Mouru melambaikan tangan kanannya dengan acuh. “Tidak ada yang perlu disedihkan, karena aku berhasil tepat waktu. Bagaimanapun — oh, mereka ada di sini, mereka ada di sini. Saya memang berpikir mereka akan segera muncul. ”
Meneduh matanya dengan tangan kanannya, Mouru memandang ke timur. Mengikuti, Unen dan yang lainnya berbalik dan melihat beberapa kuda menghampiri mereka di kejauhan.
“Kelihatannya semuanya jadi berantakan, jadi aku mengirim pesan lewat angin ke kastil. Sebesar apapun tuan tidak ingin memacu pertikaian, tidak mungkin dia bisa membiarkan tingkat kekerasan ini tidak terkendali. ”
Benar saja, seperti kata Mouru, orang-orang dari kastil Lord Baborak tiba di atas kuda. Mereka tidak menyangka akan menemukan keadaan yang begitu meresahkan. Salah satu dari mereka dikirim kembali dengan tergesa-gesa untuk memanggil kereta kastil untuk mengangkut sebelas bandit.
Kelompok Unen diberitahu bahwa mereka perlu pergi ke istana Lord Baborak dengan mereka untuk memberikan penjelasan mendalam tentang apa yang telah terjadi. Mendengar itu Ori meminta untuk meminjam kuda untuk dengan cepat mengumpulkan barang-barang yang mereka tinggalkan di kamp mereka dari salah satu tentara kastil, Unen memutuskan untuk berterima kasih kepadanya dan menuju ke batu besar tempat kuda-kuda itu diikat.
Dia tiba-tiba berhenti tepat di depan batu ketika dia mendengar suara keras yang sama ketika dia pertama kali bertemu Ori.
“Rupanya, dia punya anak tunggal. Padahal sepertinya anak itu meninggal dalam gempa bumi. ”
Mereka sedang berbicara tentang Hereh . Unen menarik napas.
“Aku mengkonfirmasi kuburan kecil di belakang kabin tempat dia tinggal.”
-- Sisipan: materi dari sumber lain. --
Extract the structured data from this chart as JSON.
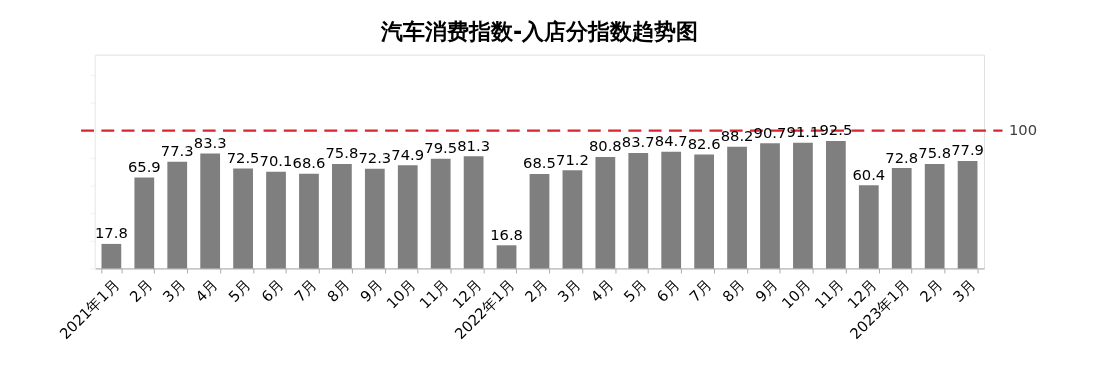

“Saya melihat. Jadi itu sebabnya lokasinya terungkap. ” Suara Mouru selalu menyendiri, tetapi kadang-kadang merembes dengan cukup dingin untuk membuat pendengarnya kedinginan, seperti angin dingin yang menyapu dari jurang yang dalam.
“Tidak mungkin mereka yang mengejarnyatidak akan mengetahui keberadaannya jika dia menggunakan mantra dan keterampilan yang mencurigakan di tempat yang sama untuk waktu berapa pun. Dan dia tahu itu. Namun, kali ini ia tetap bertahan sampai detik terakhir. Cukup tunjukkan bahwa teorimu dia punya sesuatu yang membuatnya di kota Yezero sudah tepat sasaran. Tebakanmu yang brilian, sungguh! ” Mouru memberi hormat kepada Ori seolah-olah mengolok-oloknya.
Tanggapan Orimembawa nada setajam pisau. “Tetapi pada akhirnya, dia meninggalkan segalanya dan berlari — lagi.”
Ada jeda singkat.
“Kurasa bukan itu masalahnya,” kata Mouru lembut.
Meskipun itu adalah puncak musim panas, Unen merasakan lilitan udara dingin di sekitar kakinya. Berdiri tak bergerak, dia menggigil.